Stedman and Hutchinson, comps. A Library of American Literature:
An Anthology in Eleven Volumes. 1891.
Vols. IX–XI: Literature of the Republic, Part IV., 1861–1889

George the Third

By George Bancroft (1800–1891)

[From History of the United States of America, from the Discovery of the Continent. The Author’s Last Revision. 1882–85.]

HE had many qualities that become a sovereign: temperance, regularity, and industry; decorous manners and unaffected piety; frugality in his personal expenses, so that his pleasures laid no burden on his people; a moderation which made him averse to wars of conquest; courage, which dared to assume responsibility, and could even contemplate death serenely; a fortitude that rose with adversity.

But he was bigoted, morbidly impatient of being ruled, and incapable of reconciling the need of reform with the establishments of the past.
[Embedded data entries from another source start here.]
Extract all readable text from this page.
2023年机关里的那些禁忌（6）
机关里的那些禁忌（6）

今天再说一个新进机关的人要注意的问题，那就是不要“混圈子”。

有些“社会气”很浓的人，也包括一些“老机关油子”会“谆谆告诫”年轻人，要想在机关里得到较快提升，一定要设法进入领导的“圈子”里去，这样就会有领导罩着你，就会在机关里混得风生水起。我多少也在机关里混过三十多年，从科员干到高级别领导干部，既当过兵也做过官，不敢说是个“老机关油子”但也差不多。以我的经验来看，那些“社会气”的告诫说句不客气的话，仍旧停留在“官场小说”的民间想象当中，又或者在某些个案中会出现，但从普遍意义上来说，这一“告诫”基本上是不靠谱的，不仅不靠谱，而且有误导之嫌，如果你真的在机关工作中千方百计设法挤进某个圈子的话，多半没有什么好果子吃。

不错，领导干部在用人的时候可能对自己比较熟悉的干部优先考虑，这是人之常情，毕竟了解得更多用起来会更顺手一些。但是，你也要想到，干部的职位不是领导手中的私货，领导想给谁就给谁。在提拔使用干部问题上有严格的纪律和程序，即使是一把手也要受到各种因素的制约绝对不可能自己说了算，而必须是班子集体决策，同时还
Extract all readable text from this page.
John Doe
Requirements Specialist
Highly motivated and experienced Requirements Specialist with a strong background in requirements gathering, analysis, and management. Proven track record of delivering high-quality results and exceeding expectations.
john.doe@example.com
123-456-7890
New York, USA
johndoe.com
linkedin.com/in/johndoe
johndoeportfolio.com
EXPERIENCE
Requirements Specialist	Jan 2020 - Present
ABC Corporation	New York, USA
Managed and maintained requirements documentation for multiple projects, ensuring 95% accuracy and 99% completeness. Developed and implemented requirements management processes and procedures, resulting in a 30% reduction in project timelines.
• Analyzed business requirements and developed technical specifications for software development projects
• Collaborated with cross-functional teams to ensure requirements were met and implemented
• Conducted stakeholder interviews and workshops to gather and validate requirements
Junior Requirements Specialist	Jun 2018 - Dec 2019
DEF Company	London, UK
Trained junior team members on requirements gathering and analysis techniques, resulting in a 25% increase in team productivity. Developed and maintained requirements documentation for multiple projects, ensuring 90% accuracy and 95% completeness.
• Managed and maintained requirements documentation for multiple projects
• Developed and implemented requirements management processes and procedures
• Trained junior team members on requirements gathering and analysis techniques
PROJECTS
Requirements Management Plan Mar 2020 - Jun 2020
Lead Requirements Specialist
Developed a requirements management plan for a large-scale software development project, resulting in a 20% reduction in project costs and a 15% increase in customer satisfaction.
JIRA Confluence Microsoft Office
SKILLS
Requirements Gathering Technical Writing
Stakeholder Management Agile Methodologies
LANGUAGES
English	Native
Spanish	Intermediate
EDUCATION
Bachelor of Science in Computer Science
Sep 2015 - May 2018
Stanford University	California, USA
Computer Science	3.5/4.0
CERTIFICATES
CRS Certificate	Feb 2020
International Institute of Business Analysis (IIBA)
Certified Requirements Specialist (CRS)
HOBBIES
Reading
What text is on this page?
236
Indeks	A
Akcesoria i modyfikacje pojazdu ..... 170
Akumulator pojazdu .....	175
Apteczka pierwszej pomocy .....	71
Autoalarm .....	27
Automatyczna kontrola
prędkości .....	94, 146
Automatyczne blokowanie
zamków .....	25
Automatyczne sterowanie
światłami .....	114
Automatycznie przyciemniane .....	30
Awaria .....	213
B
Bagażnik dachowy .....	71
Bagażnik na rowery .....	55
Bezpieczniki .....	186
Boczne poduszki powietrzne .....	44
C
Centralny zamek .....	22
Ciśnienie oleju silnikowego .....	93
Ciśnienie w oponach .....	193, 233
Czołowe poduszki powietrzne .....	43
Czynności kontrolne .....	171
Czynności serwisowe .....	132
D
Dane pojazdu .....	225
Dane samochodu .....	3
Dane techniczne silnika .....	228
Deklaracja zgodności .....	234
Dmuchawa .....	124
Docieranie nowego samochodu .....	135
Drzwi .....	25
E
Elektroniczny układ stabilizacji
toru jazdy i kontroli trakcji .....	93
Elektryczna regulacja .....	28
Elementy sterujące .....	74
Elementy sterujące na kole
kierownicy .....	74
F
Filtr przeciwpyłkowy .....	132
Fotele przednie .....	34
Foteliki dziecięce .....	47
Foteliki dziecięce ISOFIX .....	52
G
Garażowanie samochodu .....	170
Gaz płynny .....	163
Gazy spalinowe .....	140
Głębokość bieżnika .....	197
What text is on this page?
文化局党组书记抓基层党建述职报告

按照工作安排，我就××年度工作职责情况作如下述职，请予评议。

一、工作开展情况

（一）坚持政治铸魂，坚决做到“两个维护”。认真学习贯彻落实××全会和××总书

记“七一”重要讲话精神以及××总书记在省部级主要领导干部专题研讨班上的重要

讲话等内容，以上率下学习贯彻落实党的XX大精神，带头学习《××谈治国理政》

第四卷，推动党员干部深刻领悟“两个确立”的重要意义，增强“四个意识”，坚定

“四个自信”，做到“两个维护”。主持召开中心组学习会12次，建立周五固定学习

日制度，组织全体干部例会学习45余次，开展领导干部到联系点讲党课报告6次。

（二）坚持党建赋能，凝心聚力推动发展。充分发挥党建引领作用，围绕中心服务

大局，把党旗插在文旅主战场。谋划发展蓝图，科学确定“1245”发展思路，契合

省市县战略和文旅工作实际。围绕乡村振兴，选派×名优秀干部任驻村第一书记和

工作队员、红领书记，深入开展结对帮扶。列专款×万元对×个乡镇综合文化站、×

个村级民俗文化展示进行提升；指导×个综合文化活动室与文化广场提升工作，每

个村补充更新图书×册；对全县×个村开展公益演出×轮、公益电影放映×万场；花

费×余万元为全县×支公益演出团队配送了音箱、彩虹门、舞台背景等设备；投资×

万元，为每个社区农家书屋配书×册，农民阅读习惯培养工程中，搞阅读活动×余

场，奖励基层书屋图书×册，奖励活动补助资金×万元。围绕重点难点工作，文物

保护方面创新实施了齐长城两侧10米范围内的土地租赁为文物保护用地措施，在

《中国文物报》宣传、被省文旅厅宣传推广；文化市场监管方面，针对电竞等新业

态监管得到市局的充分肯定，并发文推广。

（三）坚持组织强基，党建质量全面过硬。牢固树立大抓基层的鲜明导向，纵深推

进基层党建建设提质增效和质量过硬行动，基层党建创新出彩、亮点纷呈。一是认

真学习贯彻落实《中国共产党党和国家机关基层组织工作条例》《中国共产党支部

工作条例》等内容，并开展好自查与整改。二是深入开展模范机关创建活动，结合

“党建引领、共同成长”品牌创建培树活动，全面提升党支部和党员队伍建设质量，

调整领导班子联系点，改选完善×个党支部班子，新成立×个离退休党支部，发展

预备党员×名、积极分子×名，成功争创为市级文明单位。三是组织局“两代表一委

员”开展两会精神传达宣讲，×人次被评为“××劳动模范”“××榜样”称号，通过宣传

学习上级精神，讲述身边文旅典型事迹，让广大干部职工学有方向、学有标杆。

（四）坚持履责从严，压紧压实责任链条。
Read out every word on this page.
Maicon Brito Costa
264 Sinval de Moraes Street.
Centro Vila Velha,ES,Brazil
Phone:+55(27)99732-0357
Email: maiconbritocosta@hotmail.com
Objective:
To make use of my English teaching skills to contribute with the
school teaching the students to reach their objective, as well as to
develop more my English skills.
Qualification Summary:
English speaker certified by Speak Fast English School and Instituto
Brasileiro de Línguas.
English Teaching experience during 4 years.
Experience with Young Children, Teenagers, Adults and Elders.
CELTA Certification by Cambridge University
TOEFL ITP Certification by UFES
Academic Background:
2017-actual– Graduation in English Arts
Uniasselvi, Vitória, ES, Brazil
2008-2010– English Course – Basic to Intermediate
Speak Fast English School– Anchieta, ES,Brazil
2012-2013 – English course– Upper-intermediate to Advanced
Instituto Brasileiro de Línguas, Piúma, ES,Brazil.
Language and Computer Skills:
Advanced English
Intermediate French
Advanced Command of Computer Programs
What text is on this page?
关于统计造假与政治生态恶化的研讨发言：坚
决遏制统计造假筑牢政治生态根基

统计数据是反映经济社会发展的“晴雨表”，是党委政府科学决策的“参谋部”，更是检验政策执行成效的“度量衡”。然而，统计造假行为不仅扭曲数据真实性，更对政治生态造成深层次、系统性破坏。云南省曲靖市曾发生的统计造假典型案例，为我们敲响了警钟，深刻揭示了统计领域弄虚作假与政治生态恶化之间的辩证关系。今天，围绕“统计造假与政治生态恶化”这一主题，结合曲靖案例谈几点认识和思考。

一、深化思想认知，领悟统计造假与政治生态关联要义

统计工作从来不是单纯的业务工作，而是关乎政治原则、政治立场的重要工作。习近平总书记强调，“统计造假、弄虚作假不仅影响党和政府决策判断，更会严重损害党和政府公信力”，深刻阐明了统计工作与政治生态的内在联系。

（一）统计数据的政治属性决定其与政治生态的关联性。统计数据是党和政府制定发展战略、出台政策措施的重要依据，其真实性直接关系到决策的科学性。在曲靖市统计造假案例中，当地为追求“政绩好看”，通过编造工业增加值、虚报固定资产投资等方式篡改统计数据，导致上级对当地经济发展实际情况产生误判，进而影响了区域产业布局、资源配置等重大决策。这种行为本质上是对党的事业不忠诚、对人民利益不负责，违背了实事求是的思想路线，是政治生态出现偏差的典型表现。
He was the great founder and head of the new tory or conservative party, which had become dominant through his support. In zeal for authority, hatred of reform, and antipathy to philosophical freedom and to popular power, he was inflexibly obstinate and undisguised; nor could he be justly censured for dissimulation, except for that disingenuousness which studies the secret characters of men, in order to use them as its instruments. No one could tell whether the king really liked him. He could flatter, cajole, and humor, or frown and threaten; he could conceal the sense of injuries and forget good service; bribe the corrupt by favors, or terrify deserters by punishment. In bestowing rewards, it was his rule to make none but revocable grants; and he required of his friends an implicit obedience. He was willing to govern through parliament, yet was ready to stand by his ministers, even in a minority; and he was sure that one day the government must disregard majorities.

With a strong physical frame, he had a nervous susceptibility which made him rapid in his utterance; and so impatient of contradiction that he never could bear the presence of a minister who resolutely differed from him, and was easily thrown into a state of excitement bordering upon madness. Anger, which changed Chatham into a seer, pouring floods of light upon his mind and quickening his discernment, served only to cloud the mind of George III., so that he could not hide his thoughts from those about him, and, if using the pen, could neither spell correctly nor write coherently. Hence the proud, unbending Grenville was his aversion; and his years with the compliant Lord North, though full of public disasters, were the happiest of his life. Conscious of his devotion to the cause of legitimate authority, and viewing with complacency his own correctness of morals, he identified himself with the cause which he venerated. The crown was to him the emblem of all rightful power. He had that worst quality of evil, that he, as it were, adored himself; and regarded opposition to his designs as an offence against integrity and patriotism. He thought no exertions too great to crush the spirit of revolution, and no punishment too cruel or too severe for rebels.